I agree with all that for the most part. We just have different emphasis on the usefulness and harm that social programs do. When I see Social Security, I tend to look at how things were before it was enacted. Despite it's flaws, I don't revel in going back to a time where elderly people who didn't invest in their retirements were forced to live on the streets. Every law that has ever been passed has bonuses and drawbacks. IMO, it's about making sure the latter are dwarfed by the former.
WRT welfare, it just seems that the Republican Party focuses heavily on those few who are taking advantage of the system and don't really take into account the majority of those who are actually trying and/or unable to work that are hurt by measures to eliminate these programs.
Pull List: Barbaric,DC Black Label,Dept. of Truth,Fire Power,Hellboy,Saga,Something is Killing the Children,Terryverse,Usagi Yojimbo.

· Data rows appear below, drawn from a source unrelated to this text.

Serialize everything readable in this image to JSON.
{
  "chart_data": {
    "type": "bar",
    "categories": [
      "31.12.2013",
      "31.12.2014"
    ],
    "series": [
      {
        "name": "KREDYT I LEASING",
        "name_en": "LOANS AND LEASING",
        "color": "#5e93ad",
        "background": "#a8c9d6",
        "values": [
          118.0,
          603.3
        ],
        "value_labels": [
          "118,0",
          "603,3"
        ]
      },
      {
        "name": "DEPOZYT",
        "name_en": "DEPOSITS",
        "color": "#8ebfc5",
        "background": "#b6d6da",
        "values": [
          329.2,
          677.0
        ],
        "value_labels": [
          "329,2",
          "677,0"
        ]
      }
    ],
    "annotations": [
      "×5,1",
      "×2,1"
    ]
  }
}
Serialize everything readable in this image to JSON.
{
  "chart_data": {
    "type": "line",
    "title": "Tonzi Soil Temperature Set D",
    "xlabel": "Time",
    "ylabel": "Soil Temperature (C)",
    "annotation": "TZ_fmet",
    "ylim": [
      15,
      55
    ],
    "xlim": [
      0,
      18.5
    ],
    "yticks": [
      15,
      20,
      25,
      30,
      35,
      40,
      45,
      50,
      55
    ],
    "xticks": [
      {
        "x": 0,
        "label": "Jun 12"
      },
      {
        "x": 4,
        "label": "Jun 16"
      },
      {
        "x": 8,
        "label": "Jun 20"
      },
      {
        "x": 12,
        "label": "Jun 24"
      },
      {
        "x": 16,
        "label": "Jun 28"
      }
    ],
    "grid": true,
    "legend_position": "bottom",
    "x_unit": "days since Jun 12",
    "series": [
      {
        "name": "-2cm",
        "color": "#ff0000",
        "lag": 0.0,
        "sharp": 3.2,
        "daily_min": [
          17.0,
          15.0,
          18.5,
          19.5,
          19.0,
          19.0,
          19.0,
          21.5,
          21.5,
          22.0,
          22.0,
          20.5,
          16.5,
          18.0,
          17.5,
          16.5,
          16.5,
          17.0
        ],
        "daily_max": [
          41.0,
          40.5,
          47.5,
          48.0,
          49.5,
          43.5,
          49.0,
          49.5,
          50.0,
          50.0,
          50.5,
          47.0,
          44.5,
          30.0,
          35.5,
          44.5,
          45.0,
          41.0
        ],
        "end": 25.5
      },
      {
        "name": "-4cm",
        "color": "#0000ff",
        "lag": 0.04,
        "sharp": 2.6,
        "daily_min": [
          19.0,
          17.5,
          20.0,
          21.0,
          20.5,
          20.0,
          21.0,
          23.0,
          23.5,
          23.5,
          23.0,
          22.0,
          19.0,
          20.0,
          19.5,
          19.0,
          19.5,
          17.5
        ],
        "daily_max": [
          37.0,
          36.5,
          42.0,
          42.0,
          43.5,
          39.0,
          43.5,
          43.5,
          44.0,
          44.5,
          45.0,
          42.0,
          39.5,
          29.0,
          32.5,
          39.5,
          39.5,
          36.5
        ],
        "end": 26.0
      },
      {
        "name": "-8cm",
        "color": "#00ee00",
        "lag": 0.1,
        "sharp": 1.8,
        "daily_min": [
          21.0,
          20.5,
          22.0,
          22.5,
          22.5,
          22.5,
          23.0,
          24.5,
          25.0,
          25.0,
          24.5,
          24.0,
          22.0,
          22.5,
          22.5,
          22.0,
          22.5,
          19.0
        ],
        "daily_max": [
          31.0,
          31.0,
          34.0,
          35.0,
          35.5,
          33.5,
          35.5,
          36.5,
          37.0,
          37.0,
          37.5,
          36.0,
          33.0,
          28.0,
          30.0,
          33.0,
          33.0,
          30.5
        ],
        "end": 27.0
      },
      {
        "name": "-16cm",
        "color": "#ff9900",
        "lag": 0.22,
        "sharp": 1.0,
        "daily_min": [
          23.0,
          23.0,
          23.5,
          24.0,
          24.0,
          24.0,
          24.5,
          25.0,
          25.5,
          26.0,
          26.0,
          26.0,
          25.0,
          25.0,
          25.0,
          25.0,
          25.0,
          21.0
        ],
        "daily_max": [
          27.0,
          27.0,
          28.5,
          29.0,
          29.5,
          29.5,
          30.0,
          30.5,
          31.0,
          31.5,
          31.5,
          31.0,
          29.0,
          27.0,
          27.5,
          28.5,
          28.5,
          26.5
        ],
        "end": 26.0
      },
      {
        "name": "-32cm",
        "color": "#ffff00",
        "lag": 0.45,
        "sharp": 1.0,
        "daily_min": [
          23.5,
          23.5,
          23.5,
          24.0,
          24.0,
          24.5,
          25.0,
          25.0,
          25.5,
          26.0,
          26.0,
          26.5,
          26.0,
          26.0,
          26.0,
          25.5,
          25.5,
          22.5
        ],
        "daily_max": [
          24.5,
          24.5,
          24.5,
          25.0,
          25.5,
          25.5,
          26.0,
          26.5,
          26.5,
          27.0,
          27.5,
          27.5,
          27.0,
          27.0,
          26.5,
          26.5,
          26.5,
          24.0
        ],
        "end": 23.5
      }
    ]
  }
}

I came out of one of those Republican areas and I think everyone knew someone who was shamelessly milking the system. The question is how to get the people who really don't deserve it off of the system without either throwing the baby out with the bathwater or costing more than anything saved by fighting the fraud. I think it was Michigan which spent about 10x finding drug users on the system than they saved by not paying them. Waaaaasteful.
Along that line...
A while back, it seems like we went over that reimbursing Florida welfare recipients who passed the drug tests that the state intended to save money on by booting folks using drugs off of the program wound up costing the state a bunch of money.
While I'm all for oversight, you also need to be able to accept when the cost of oversight will likely be greater than what you might save by way of the oversight.
They found no one, so it was all waste:
https://www.theguardian.com/us-news/...esting-program
http://www.detroitnews.com/story/new...ning/94826672/
Please post a link if I'm wrong and new data has been found, or if any testing like this found any real number of people.